TBMM Başkanı Şentop müzede neler sergileneceği ile ilgili de "Trakya Üniversitesi Doğa Tarihi Müzesi Trakya bölgemizin biyolojik zenginliğini yansıtan çeşitli omurgasızlar-böcekler, yumuşakçalar, bitkiler, balıklar, iki yaşamlılar, sürüngenler, kuşlar ve memelilere ait toplam 754 türe ait 1923 örneği ihtiva etmektedir. 'Doğa Tarihi Müze'sinde ülkemizin farklı bölgelerinden toplanan türler de yer almaktadır. Uluslararası araştırmacılara hizmet sunmak ve yaşayan müze içeriğini desteklemek amacıyla Trakya Üniversitesi Biyoloji Bölümü depolarında; binlerce böcek materyali, böcek türü, iskelet ve doldurulmuş omurgalı örneklerle uluslararası kurutulmuş bitki örneklerinin saklanabileceği ortamalar mevcuttur" diye konuştu.

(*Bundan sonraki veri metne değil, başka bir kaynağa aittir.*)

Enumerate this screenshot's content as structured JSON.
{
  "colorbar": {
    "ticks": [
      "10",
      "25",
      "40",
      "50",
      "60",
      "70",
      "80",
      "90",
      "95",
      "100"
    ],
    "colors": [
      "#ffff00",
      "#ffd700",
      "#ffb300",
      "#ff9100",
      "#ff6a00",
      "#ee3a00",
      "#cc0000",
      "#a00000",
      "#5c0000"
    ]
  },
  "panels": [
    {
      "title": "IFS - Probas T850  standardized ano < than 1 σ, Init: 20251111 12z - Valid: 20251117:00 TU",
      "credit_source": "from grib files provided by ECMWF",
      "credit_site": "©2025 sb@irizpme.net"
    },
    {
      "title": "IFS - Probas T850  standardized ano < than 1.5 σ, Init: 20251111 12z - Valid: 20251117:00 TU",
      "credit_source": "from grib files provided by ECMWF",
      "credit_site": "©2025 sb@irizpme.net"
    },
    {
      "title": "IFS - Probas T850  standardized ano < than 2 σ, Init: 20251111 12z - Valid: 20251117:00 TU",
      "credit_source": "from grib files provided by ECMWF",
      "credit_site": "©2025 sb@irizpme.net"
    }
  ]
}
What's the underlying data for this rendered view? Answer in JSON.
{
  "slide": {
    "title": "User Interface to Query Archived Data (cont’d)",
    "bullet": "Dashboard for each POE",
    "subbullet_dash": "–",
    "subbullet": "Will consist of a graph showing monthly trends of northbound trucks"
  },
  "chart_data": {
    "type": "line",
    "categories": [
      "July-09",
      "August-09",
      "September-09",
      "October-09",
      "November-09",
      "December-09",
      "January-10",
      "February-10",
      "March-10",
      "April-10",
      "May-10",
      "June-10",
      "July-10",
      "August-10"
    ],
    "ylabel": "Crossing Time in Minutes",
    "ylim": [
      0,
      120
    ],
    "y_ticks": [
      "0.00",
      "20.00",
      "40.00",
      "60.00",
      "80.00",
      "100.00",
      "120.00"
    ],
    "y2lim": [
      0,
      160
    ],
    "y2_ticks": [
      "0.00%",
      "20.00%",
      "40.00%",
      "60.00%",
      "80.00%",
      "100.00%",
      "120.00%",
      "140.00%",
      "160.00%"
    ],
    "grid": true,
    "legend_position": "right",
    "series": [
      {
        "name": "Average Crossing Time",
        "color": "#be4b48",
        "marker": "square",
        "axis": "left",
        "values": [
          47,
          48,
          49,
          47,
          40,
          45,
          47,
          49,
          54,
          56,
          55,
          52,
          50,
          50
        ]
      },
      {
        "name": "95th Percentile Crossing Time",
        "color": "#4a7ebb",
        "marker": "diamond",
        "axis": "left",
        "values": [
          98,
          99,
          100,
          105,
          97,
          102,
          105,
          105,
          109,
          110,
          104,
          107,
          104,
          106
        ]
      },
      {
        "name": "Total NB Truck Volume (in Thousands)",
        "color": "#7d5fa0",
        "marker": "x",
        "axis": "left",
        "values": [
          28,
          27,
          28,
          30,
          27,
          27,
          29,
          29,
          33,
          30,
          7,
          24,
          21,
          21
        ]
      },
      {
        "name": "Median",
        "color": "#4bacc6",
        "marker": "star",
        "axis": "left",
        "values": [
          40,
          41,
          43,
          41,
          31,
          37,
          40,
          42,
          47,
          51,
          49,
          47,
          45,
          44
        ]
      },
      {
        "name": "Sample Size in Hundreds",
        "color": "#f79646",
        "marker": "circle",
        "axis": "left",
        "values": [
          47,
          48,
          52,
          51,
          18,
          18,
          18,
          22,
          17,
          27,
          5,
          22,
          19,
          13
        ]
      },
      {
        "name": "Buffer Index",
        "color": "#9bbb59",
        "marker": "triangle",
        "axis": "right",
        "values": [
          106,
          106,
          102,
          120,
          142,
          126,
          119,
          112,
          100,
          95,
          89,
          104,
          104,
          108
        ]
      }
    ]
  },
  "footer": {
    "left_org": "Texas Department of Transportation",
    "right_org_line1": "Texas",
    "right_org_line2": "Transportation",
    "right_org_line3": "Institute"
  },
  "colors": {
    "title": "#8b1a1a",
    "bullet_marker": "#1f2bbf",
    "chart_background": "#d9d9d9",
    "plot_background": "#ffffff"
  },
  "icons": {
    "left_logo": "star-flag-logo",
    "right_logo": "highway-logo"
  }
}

'ESKİ DÜNYA ARTIK MÜMKÜN DEĞİL'
TBMM Başkanı Şentop, Edirne'deki son programı kapsamında kentteki sivil toplum kuruluşlarıyla bir araya geldi. Şentop buradaki konuşmasında, artık eski dünyanın kurallarının geçerli olmadığını belirtti. Rusya-Ukrayna savaşına dikkat çeken Şentop, "En yakınımızda başlayan Rusya-Ukrayna Savaşı. Çok basit bir şekilde bize artık eski dünyanın mümkün olmadığını gösteriyor. Eski dünya neydi? Birleşmiş Milletler vardı, iki blok vardı ve bunlar arasında bir denge içerisinde devam ediyordu. Artık denge politikaları ortadan kalktı. Birleşmiş Milletler bir işe yaramıyor çünkü daimi üyelerinden, 5 üyeden birisi de Rusya. Kendisi aleyhine çıkacak bir kararı veto ediyor. Bu 5 üyeden biri kararı veto ederse o sistem çalışmıyor, kalıyor. Sistem 1945'e göre, ikinci dünya savaşına göre kurulmuş ve bu savaşın galibi olan 5 ülke daimi olmuş" dedi.
'20 SENEDİR TÜRKİYE'DE İSTİKRAR VAR'
Türkiye'nin son 20 yılda istikrarı sağladığını belirten Şentop, "Türkiye bu dönemde ne yapıyor? Aslında bir kaç şey yaptı. Bir kere bir istikrar sağladı. 20 senedir Türkiye'de bir istikrar var. 20 sene öncesi yani 2002'den 1961'e kadar gittiğinizde Türkiye'deki hükümetlerin ömrü ortalama 1 buçuk sene. Bu ne anlama geliyor? Hükümet bir program, plan getiriyor, sonra başlıyor ve sonra hükümet gidiyor. Yerine başka bir hükümet geliyor, başka planlar yapıyor. Halbuki bu dünyada şimdi Cumhurbaşkanlığı Hükümet Sistemi geldi, bunun sebebi Türkiye'de istikrarı kalıcı hale getirmek. Türkiye bunu bunun için sağladı. Yani bu yüzyılda, böyle bir dinamik, olayların birbirini süratle takip ettiği dönemde, etkin ve hızlı kararlar alabilmesi ve bunların arkasında durabilecek derecede güçlü hükümetlerle yönetilmesi için bir adım" diye konuştu.